Both boards complete. They're gorgeous.
And compared to the control board, which gets no lye solution. After about 30 seconds, I washed them down with a vinegar solution (about 2/3 water to 1/3 white vinegar) to neutralize the lye.
OKAY SO FAR.... But here is where things diverge from what I had expected, based on what I'd read online. Pictured here are the boards after five hours. They've been drying indoors since this morning. The control board on the right has had one application of Zinsser Sealcoat (shellac) on the right side of the green tape. The two boards treated with lye are looking much much much uglier. The sapwood is now showing through more prominently. The rich red has faded. The board on the left is looking very blotchy and uneven. The right side of this board has a darker section, and the left side looks more pale.
Here is a close-up of the end grain/front-corner of the left-hand board, showing how it is looking uneven.

I was not happy. I was close to throwing in the towel. I'd thought that I'd followed all the guidelines, but I was not at all liking the results. Maybe I should just stick with the familiar?


So I went back to Google and searched more online... I found another reference to this which contained a hint... The vinegar wash might have been the culprit.

I tried one more test board. (Test #2) This time after the Lye wash I left the board to dry for over an hour. Only then did I come back and wash it with the vinegar solution. Here is an outdoor photo showing the new board inbetween two of the old boards. On the left is the blotchy board. On the right is the control. The new center board shows a much more even colouration.

Here is an indoor snapshot with the new board at the bottom/center.

It looks MUCH better.

I was happy enough with these results to proceed with testing the finish further. First, I applied some shellac (Zinsser Sealcoat) to a portion of the board.

Next, I applied two coats of Varathane. I usually use this product when I want a film product, such as for a bookcase. I've been using it for 15+ years, and have the technique down for getting good results.

Pictured here is the control piece above a piece from Test #2. Both had one coat of shellac on the right side. Both have had two coats of Varathane over the whole piece. Both have sat in the sun for a couple afternoons. Yet both show almost no difference now between the two sides. I'm now wishing I'd put on two coats of shellac on a board to see if that makes a difference.
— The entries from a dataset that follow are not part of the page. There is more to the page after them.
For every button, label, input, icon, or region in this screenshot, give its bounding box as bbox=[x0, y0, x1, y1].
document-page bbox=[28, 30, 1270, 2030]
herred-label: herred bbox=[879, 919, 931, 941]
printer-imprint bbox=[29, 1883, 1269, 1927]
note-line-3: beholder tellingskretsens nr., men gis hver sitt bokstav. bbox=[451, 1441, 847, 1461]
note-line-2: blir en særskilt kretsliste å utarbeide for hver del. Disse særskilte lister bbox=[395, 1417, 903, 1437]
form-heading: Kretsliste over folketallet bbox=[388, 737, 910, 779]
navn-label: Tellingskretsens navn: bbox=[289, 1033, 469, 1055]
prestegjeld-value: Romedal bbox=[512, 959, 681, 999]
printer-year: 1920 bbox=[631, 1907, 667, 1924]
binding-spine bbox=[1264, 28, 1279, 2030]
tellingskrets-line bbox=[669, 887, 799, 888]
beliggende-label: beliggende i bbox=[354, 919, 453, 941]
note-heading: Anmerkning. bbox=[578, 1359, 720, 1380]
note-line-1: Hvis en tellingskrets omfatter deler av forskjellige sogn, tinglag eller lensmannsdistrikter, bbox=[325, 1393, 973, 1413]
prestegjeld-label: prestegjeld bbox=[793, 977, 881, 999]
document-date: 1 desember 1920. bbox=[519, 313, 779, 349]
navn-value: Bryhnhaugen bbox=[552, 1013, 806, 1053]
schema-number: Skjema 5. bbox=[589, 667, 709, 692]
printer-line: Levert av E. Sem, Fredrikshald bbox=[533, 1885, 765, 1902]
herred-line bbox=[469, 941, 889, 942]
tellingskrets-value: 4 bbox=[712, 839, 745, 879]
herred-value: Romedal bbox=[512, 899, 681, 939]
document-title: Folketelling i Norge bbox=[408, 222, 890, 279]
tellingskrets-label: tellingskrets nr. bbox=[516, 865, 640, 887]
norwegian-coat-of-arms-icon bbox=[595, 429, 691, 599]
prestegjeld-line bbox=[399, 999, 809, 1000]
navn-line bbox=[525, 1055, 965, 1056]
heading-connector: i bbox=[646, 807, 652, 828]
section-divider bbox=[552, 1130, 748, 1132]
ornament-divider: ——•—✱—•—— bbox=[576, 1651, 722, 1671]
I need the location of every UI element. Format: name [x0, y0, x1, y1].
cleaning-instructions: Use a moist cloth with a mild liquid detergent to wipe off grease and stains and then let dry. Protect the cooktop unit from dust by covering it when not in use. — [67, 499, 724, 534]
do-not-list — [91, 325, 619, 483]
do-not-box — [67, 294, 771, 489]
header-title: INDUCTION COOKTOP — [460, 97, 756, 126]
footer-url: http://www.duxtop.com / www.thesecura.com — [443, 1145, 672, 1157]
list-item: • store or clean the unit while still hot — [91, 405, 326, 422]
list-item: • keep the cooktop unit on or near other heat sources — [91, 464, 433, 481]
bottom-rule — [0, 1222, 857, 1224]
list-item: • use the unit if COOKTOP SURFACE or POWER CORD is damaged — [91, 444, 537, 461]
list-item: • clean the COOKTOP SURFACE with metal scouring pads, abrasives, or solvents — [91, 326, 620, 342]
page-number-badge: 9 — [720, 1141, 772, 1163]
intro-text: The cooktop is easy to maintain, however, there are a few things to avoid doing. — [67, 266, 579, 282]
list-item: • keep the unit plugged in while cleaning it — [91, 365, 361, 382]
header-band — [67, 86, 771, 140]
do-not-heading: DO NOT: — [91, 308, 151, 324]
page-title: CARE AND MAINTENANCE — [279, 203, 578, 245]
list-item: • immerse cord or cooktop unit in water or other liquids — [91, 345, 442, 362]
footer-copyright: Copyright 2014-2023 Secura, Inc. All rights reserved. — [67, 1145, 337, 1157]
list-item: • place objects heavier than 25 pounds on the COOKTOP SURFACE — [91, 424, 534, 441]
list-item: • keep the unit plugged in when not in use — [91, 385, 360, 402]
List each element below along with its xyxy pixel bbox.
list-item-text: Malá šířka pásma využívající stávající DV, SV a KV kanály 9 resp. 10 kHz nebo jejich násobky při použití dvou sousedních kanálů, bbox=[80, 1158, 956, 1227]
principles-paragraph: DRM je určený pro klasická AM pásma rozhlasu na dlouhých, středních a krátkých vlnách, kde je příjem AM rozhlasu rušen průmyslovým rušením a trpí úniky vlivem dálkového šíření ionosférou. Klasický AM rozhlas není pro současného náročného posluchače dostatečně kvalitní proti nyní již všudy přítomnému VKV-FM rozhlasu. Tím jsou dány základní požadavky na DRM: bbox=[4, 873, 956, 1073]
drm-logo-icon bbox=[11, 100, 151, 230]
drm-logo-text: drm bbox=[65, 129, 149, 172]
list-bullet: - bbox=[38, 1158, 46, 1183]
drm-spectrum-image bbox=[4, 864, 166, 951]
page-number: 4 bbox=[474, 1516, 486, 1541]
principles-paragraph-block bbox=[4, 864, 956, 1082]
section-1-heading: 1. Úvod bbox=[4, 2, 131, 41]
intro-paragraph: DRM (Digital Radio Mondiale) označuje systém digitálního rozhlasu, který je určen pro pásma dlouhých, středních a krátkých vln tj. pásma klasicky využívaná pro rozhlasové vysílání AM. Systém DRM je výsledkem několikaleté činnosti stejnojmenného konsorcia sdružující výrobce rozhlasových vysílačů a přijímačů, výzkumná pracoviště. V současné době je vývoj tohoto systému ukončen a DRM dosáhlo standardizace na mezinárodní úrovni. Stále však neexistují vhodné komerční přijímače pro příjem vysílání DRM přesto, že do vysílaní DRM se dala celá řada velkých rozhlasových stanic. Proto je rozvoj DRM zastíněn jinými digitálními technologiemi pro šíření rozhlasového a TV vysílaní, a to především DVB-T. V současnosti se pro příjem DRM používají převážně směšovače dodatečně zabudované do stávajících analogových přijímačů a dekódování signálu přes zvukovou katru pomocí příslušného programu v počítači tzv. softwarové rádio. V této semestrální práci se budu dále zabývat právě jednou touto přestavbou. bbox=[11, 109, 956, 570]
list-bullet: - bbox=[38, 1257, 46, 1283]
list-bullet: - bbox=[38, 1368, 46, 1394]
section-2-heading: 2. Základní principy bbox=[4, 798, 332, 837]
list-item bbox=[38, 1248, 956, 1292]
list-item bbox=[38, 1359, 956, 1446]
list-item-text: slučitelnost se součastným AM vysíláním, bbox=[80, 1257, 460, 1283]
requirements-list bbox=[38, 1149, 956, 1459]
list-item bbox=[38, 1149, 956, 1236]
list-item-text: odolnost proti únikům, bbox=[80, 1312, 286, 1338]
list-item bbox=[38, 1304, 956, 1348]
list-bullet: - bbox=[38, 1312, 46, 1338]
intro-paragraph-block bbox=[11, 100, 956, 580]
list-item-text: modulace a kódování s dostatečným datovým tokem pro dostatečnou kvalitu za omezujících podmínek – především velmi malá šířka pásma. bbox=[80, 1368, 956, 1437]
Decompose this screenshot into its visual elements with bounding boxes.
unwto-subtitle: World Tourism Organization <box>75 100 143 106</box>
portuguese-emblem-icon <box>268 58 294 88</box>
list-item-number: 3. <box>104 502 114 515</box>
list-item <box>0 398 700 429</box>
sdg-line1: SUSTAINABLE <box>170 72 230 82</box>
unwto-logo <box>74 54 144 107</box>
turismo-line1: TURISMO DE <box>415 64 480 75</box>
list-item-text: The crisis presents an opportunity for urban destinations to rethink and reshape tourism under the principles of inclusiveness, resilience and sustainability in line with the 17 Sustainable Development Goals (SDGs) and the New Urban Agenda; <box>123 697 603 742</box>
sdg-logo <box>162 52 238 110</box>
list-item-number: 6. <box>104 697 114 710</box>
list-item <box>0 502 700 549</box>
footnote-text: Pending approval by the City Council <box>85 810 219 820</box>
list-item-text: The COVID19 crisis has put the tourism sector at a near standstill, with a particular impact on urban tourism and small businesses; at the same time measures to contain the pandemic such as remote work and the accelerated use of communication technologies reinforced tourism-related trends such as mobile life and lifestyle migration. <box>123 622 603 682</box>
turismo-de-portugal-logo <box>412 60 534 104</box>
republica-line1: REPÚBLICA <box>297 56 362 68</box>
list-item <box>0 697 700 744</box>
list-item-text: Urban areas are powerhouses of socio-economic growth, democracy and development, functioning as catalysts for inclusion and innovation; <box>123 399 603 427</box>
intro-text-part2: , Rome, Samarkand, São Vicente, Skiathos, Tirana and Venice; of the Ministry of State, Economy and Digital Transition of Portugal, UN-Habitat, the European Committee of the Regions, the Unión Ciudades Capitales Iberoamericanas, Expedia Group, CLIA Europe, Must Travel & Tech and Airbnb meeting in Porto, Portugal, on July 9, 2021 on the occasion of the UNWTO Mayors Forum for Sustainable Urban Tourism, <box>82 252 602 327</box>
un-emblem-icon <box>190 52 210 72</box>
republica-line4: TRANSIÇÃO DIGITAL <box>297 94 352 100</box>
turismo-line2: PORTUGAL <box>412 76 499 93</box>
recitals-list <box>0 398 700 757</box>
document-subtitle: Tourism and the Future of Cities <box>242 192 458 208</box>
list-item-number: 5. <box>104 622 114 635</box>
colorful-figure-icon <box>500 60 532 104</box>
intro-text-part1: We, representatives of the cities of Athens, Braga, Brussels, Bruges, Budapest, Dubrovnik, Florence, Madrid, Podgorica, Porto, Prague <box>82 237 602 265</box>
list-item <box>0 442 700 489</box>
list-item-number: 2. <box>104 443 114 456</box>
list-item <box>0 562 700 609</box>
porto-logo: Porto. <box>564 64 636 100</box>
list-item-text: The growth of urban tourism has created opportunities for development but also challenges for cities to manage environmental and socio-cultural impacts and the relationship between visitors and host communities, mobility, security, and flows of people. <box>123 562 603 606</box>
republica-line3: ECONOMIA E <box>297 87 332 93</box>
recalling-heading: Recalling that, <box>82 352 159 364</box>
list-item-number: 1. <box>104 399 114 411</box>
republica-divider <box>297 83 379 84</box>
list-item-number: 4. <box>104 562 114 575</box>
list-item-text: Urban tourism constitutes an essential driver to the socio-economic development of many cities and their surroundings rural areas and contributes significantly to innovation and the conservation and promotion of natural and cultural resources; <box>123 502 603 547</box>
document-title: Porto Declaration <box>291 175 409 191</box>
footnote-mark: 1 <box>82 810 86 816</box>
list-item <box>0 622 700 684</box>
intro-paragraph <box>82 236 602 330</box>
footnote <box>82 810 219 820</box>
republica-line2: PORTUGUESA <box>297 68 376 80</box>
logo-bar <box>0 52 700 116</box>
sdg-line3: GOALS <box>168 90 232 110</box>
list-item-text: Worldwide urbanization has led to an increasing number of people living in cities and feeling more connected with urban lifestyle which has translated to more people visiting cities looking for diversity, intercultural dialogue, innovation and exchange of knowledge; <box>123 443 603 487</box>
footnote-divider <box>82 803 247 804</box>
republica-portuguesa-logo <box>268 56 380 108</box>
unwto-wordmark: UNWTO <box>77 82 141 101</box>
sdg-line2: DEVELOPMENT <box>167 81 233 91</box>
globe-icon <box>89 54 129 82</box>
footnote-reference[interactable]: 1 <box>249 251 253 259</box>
So far, I was moderately pleased with Test #2, but not exactly overwhelmed. I was not planning to take this any further, but after a conversation with a woodworker I know who was experienced with this I got a few more pointers that I wanted to try out.

Here is what he explained to me:
In his experience, after the Lye solution dries on the board, the cherry looks "like dirt". (I agree it looks dull.) However, it lights up once you apply the finish. Also, depending on the finish I was using, I could even skip the vinegar wash. With an oil finish, like a Tung oil, he recommends the vinegar wash. With a lacquer or polyurethane finish, he suggested I could skip the vinegar wash.

Time for Test #3. Here are the two board after being washed with the Lye solution and left to dry indoors.

Same two boards from Test #3, after two applications of Varathane. Wow.

Disclaimer: I am getting better, but the colours in this photo are a bit off. It is a touch less red, and there is a bit less "depth" in the grain on the left of the lefthand board than in this photo. Still, lovely.

And here is a pretty accurate photo comparing the control board (top), Test #2 (Middle board) and Test #3 (bottom board). Test #3 is definitely a richer redder look than Test #2. The control board is quite pale in comparison.

I plan to keep giving these boards a "suntan" -- a few hours outside in the sun each day -- for several days, to see if that makes any difference in these results.